The entire Newburyport city council as well as the city’s mayor discovered antisemitic postcards in their mailboxes at their homes over the weekend.
“It was a shocker to get it,” said Bruce Vogel, whose 14-year run on city council ended this week. “Mostly very disquieting because it came to my home.”
The postcards, which appear to have come via USPS from California, have a cartoon caricature of a Jewish man that has been widely used in antisemitic propaganda, as well as words on the front and the back referencing hate speech about Jews and white supremacist beliefs, and the line “the Holocaust never happened, but it really should have.”
When the postcards came in the mail, some city councilors immediately reported to the police, the local Human Rights Commission, and the local synagogue so they were aware of the issue.
“I was a little taken aback,” said Afroz Khan, a current city councilor, who initially wondered if she was targeted. “I have a name, and I have a presence in our city as being a Muslim voice.

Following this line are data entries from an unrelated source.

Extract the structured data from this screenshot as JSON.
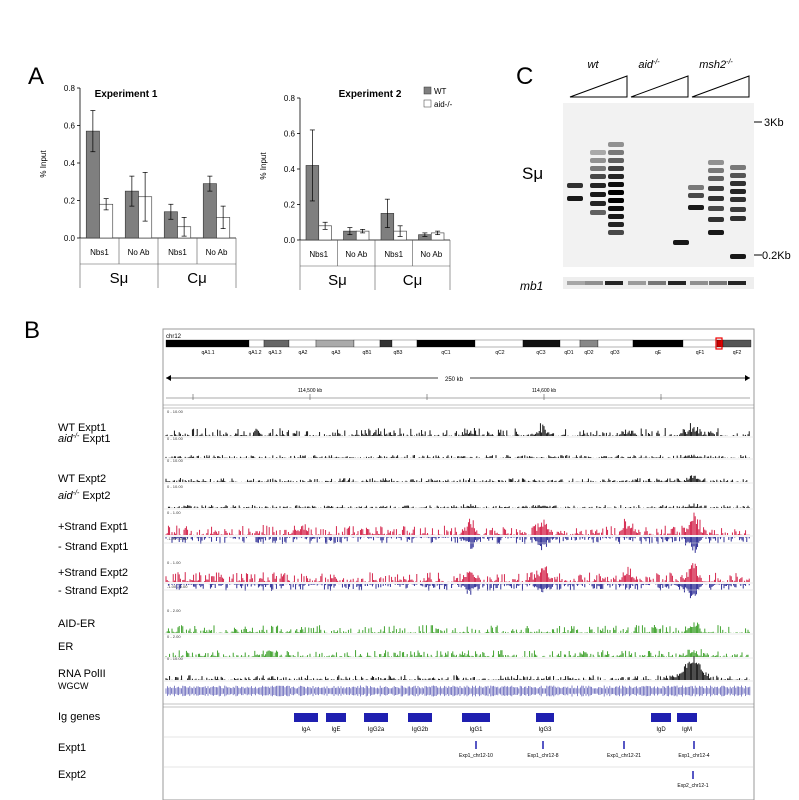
{
  "panels": {
    "a": "A",
    "b": "B",
    "c": "C"
  },
  "panel_a": {
    "ylabel": "% Input",
    "legend": {
      "wt": "WT",
      "aid": "aid-/-"
    },
    "group_labels": [
      "Sμ",
      "Cμ"
    ]
  },
  "chart_data": [
    {
      "type": "bar",
      "title": "Experiment 1",
      "categories": [
        "Nbs1",
        "No Ab",
        "Nbs1",
        "No Ab"
      ],
      "groups": [
        "Sμ",
        "Sμ",
        "Cμ",
        "Cμ"
      ],
      "ylabel": "% Input",
      "ylim": [
        0,
        0.8
      ],
      "yticks": [
        "0.0",
        "0.2",
        "0.4",
        "0.6",
        "0.8"
      ],
      "series": [
        {
          "name": "WT",
          "color": "#7f7f7f",
          "values": [
            0.57,
            0.25,
            0.14,
            0.29
          ],
          "errors": [
            0.11,
            0.08,
            0.04,
            0.04
          ]
        },
        {
          "name": "aid-/-",
          "color": "#ffffff",
          "values": [
            0.18,
            0.22,
            0.06,
            0.11
          ],
          "errors": [
            0.03,
            0.13,
            0.05,
            0.06
          ]
        }
      ]
    },
    {
      "type": "bar",
      "title": "Experiment 2",
      "categories": [
        "Nbs1",
        "No Ab",
        "Nbs1",
        "No Ab"
      ],
      "groups": [
        "Sμ",
        "Sμ",
        "Cμ",
        "Cμ"
      ],
      "ylabel": "% Input",
      "ylim": [
        0,
        0.8
      ],
      "yticks": [
        "0.0",
        "0.2",
        "0.4",
        "0.6",
        "0.8"
      ],
      "series": [
        {
          "name": "WT",
          "color": "#7f7f7f",
          "values": [
            0.42,
            0.05,
            0.15,
            0.03
          ],
          "errors": [
            0.2,
            0.02,
            0.08,
            0.01
          ]
        },
        {
          "name": "aid-/-",
          "color": "#ffffff",
          "values": [
            0.08,
            0.05,
            0.05,
            0.04
          ],
          "errors": [
            0.02,
            0.01,
            0.03,
            0.01
          ]
        }
      ]
    }
  ],
  "panel_b": {
    "chromosome": "chr12",
    "bands": [
      "qA1.1",
      "qA1.2",
      "qA1.3",
      "qA2",
      "qA3",
      "qB1",
      "qB3",
      "qC1",
      "qC2",
      "qC3",
      "qD1",
      "qD2",
      "qD3",
      "qE",
      "qF1",
      "qF2"
    ],
    "scale": "250 kb",
    "coords": [
      "114,500 kb",
      "114,600 kb"
    ],
    "tracks": [
      {
        "label": "WT   Expt1",
        "range": "0 - 10.00"
      },
      {
        "label_pre": "aid",
        "label_sup": "-/-",
        "label_post": " Expt1",
        "range": "0 - 10.00"
      },
      {
        "label": "WT   Expt2",
        "range": "0 - 10.00"
      },
      {
        "label_pre": "aid",
        "label_sup": "-/-",
        "label_post": " Expt2",
        "range": "0 - 10.00"
      },
      {
        "label": "+Strand Expt1",
        "range": "0 - 1.00"
      },
      {
        "label": "- Strand Expt1",
        "range": "-1.00 - 0.00"
      },
      {
        "label": "+Strand Expt2",
        "range": "0 - 1.00"
      },
      {
        "label": "- Strand Expt2",
        "range": "-1.00 - 0.00"
      },
      {
        "label": "AID-ER",
        "range": "0 - 2.00"
      },
      {
        "label": "ER",
        "range": "0 - 2.00"
      },
      {
        "label": "RNA PolII",
        "range": "0 - 10.00"
      },
      {
        "label": "WGCW",
        "range": ""
      }
    ],
    "ig_label": "Ig genes",
    "ig_genes": [
      "IgA",
      "IgE",
      "IgG2a",
      "IgG2b",
      "IgG1",
      "IgG3",
      "IgD",
      "IgM"
    ],
    "expt1_label": "Expt1",
    "expt1_peaks": [
      "Exp1_chr12-10",
      "Exp1_chr12-8",
      "Exp1_chr12-21",
      "Exp1_chr12-4"
    ],
    "expt2_label": "Expt2",
    "expt2_peaks": [
      "Exp2_chr12-1"
    ]
  },
  "panel_c": {
    "lanes": [
      "wt",
      "aid-/-",
      "msh2-/-"
    ],
    "marker_top": "3Kb",
    "marker_bottom": "0.2Kb",
    "row_label": "Sμ",
    "loading_label": "mb1"
  }
}
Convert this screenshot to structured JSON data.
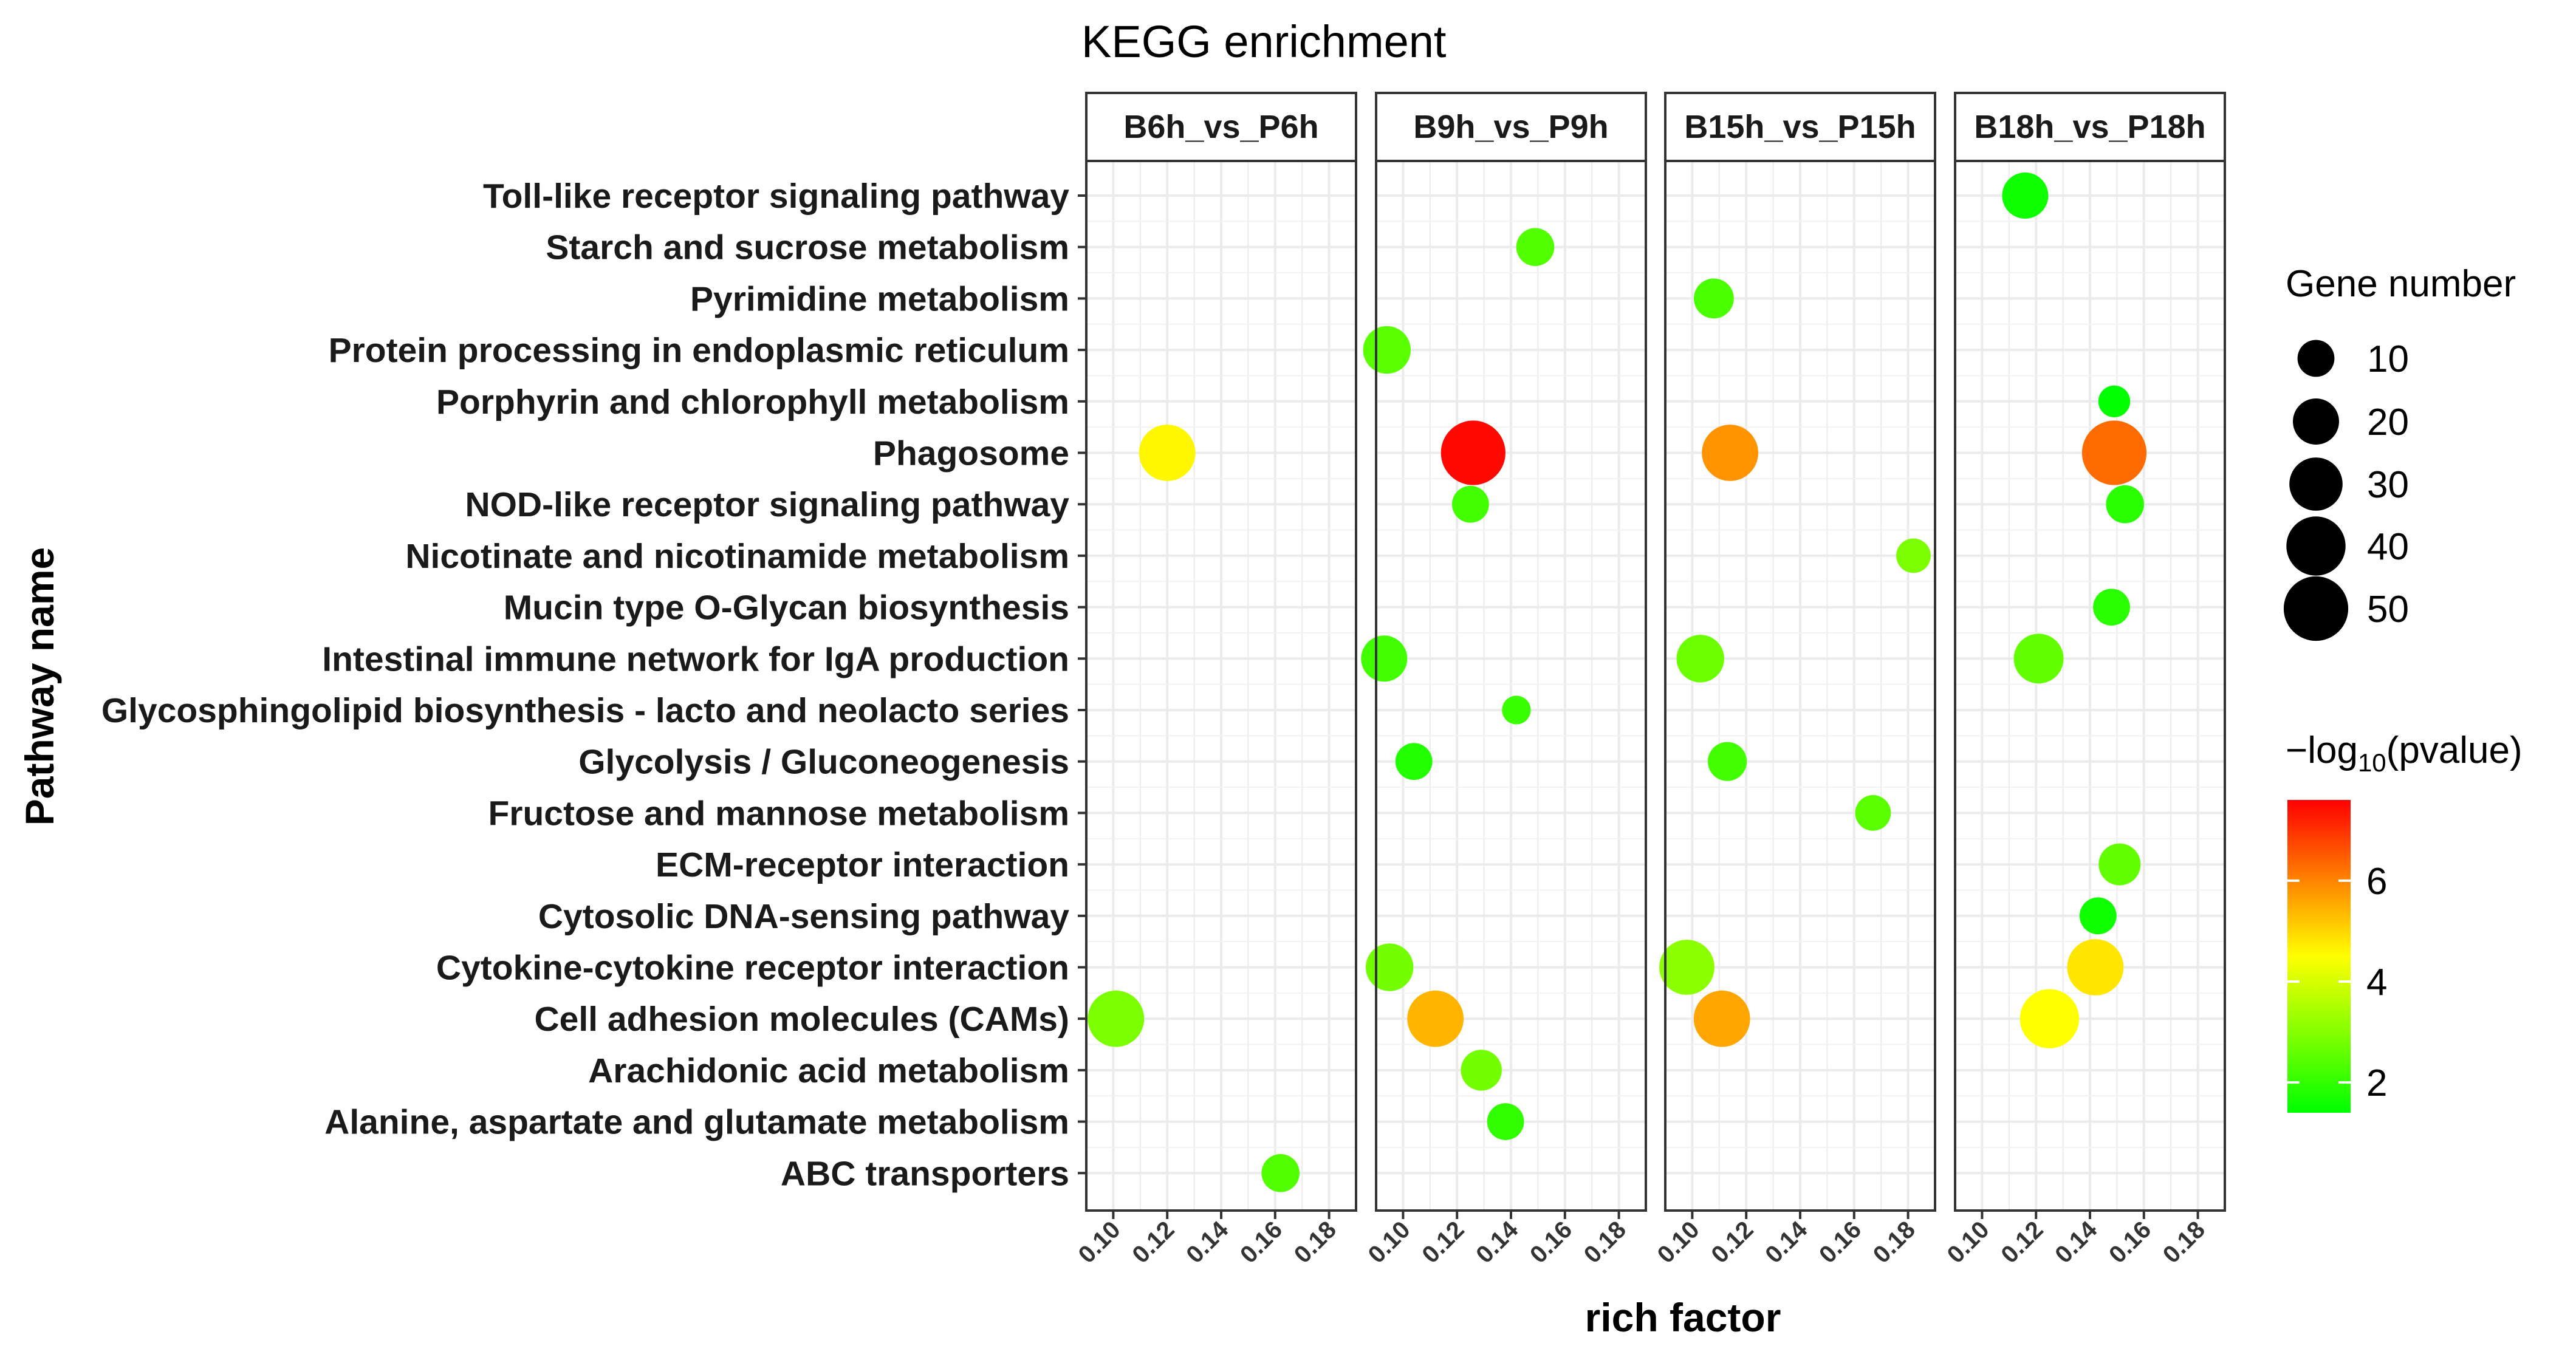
{
  "chart_data": {
    "type": "scatter",
    "title": "KEGG enrichment",
    "xlabel": "rich factor",
    "ylabel": "Pathway name",
    "xlim": [
      0.09,
      0.19
    ],
    "xticks": [
      "0.10",
      "0.12",
      "0.14",
      "0.16",
      "0.18"
    ],
    "xtick_values": [
      0.1,
      0.12,
      0.14,
      0.16,
      0.18
    ],
    "grid": true,
    "pathways": [
      "Toll-like receptor signaling pathway",
      "Starch and sucrose metabolism",
      "Pyrimidine metabolism",
      "Protein processing in endoplasmic reticulum",
      "Porphyrin and chlorophyll metabolism",
      "Phagosome",
      "NOD-like receptor signaling pathway",
      "Nicotinate and nicotinamide metabolism",
      "Mucin type O-Glycan biosynthesis",
      "Intestinal immune network for IgA production",
      "Glycosphingolipid biosynthesis - lacto and neolacto series",
      "Glycolysis / Gluconeogenesis",
      "Fructose and mannose metabolism",
      "ECM-receptor interaction",
      "Cytosolic DNA-sensing pathway",
      "Cytokine-cytokine receptor interaction",
      "Cell adhesion molecules (CAMs)",
      "Arachidonic acid metabolism",
      "Alanine, aspartate and glutamate metabolism",
      "ABC transporters"
    ],
    "panels": [
      {
        "name": "B6h_vs_P6h",
        "points": [
          {
            "pathway": "Phagosome",
            "x": 0.12,
            "genes": 35,
            "neglog10p": 4.6
          },
          {
            "pathway": "Cell adhesion molecules (CAMs)",
            "x": 0.101,
            "genes": 35,
            "neglog10p": 2.9
          },
          {
            "pathway": "ABC transporters",
            "x": 0.162,
            "genes": 11,
            "neglog10p": 2.4
          }
        ]
      },
      {
        "name": "B9h_vs_P9h",
        "points": [
          {
            "pathway": "Starch and sucrose metabolism",
            "x": 0.149,
            "genes": 11,
            "neglog10p": 2.4
          },
          {
            "pathway": "Protein processing in endoplasmic reticulum",
            "x": 0.094,
            "genes": 22,
            "neglog10p": 2.5
          },
          {
            "pathway": "Phagosome",
            "x": 0.126,
            "genes": 50,
            "neglog10p": 7.5
          },
          {
            "pathway": "NOD-like receptor signaling pathway",
            "x": 0.125,
            "genes": 10,
            "neglog10p": 2.2
          },
          {
            "pathway": "Intestinal immune network for IgA production",
            "x": 0.093,
            "genes": 20,
            "neglog10p": 2.2
          },
          {
            "pathway": "Glycosphingolipid biosynthesis - lacto and neolacto series",
            "x": 0.142,
            "genes": 4,
            "neglog10p": 2.1
          },
          {
            "pathway": "Glycolysis / Gluconeogenesis",
            "x": 0.104,
            "genes": 10,
            "neglog10p": 1.8
          },
          {
            "pathway": "Cytokine-cytokine receptor interaction",
            "x": 0.095,
            "genes": 22,
            "neglog10p": 2.8
          },
          {
            "pathway": "Cell adhesion molecules (CAMs)",
            "x": 0.112,
            "genes": 35,
            "neglog10p": 5.4
          },
          {
            "pathway": "Arachidonic acid metabolism",
            "x": 0.129,
            "genes": 14,
            "neglog10p": 2.8
          },
          {
            "pathway": "Alanine, aspartate and glutamate metabolism",
            "x": 0.138,
            "genes": 10,
            "neglog10p": 2.0
          }
        ]
      },
      {
        "name": "B15h_vs_P15h",
        "points": [
          {
            "pathway": "Pyrimidine metabolism",
            "x": 0.108,
            "genes": 13,
            "neglog10p": 2.3
          },
          {
            "pathway": "Phagosome",
            "x": 0.114,
            "genes": 35,
            "neglog10p": 5.8
          },
          {
            "pathway": "Nicotinate and nicotinamide metabolism",
            "x": 0.182,
            "genes": 8,
            "neglog10p": 2.9
          },
          {
            "pathway": "Intestinal immune network for IgA production",
            "x": 0.103,
            "genes": 22,
            "neglog10p": 2.7
          },
          {
            "pathway": "Glycolysis / Gluconeogenesis",
            "x": 0.113,
            "genes": 12,
            "neglog10p": 2.2
          },
          {
            "pathway": "Fructose and mannose metabolism",
            "x": 0.167,
            "genes": 9,
            "neglog10p": 2.5
          },
          {
            "pathway": "Cytokine-cytokine receptor interaction",
            "x": 0.098,
            "genes": 33,
            "neglog10p": 3.1
          },
          {
            "pathway": "Cell adhesion molecules (CAMs)",
            "x": 0.111,
            "genes": 35,
            "neglog10p": 5.6
          }
        ]
      },
      {
        "name": "B18h_vs_P18h",
        "points": [
          {
            "pathway": "Toll-like receptor signaling pathway",
            "x": 0.116,
            "genes": 20,
            "neglog10p": 1.6
          },
          {
            "pathway": "Porphyrin and chlorophyll metabolism",
            "x": 0.149,
            "genes": 6,
            "neglog10p": 1.4
          },
          {
            "pathway": "Phagosome",
            "x": 0.149,
            "genes": 50,
            "neglog10p": 6.3
          },
          {
            "pathway": "NOD-like receptor signaling pathway",
            "x": 0.153,
            "genes": 11,
            "neglog10p": 1.9
          },
          {
            "pathway": "Mucin type O-Glycan biosynthesis",
            "x": 0.148,
            "genes": 10,
            "neglog10p": 1.9
          },
          {
            "pathway": "Intestinal immune network for IgA production",
            "x": 0.121,
            "genes": 25,
            "neglog10p": 2.6
          },
          {
            "pathway": "ECM-receptor interaction",
            "x": 0.151,
            "genes": 15,
            "neglog10p": 2.6
          },
          {
            "pathway": "Cytosolic DNA-sensing pathway",
            "x": 0.143,
            "genes": 10,
            "neglog10p": 1.6
          },
          {
            "pathway": "Cytokine-cytokine receptor interaction",
            "x": 0.142,
            "genes": 35,
            "neglog10p": 4.8
          },
          {
            "pathway": "Cell adhesion molecules (CAMs)",
            "x": 0.125,
            "genes": 40,
            "neglog10p": 4.5
          }
        ]
      }
    ],
    "size_legend": {
      "title": "Gene number",
      "values": [
        10,
        20,
        30,
        40,
        50
      ],
      "labels": [
        "10",
        "20",
        "30",
        "40",
        "50"
      ]
    },
    "color_legend": {
      "title_prefix": "−log",
      "title_subscript": "10",
      "title_suffix": "(pvalue)",
      "low_color": "#00ff00",
      "high_color": "#ff0000",
      "range": [
        1.4,
        7.6
      ],
      "ticks": [
        2,
        4,
        6
      ],
      "tick_labels": [
        "2",
        "4",
        "6"
      ]
    }
  }
}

You know my family, we are practicing Muslims and that is something when I was running that the papers always made a point to point out – so part of me at first was like, is this something just I was getting?”
This isn’t the first time Newburyport government has been targeted since the Israel-Hamas war began in October. Twice in October, city council meetings were “zoom bombed” with people yelling racist slurs. Plus, antisemitic mailings have been sent to City Hall.
Mayor Sean Reardon isn’t sure why the small North Shore city seems to be a target. “We are a very welcoming community, so I think for people who have intolerant views, maybe they see us as the enemy? I’m not sure,” he said. “Am I concerned? Sure. I think any time rhetoric like this is ramping up you’re concerned about the people in your community, and I think especially our Jewish members who just went through Hanukkah, and again have been targeted so much…” he said.
The mayor confirmed police are investigating the mailings. Each postcard was identical, and it’s not clear if they have been sent to other communities locally or nationally.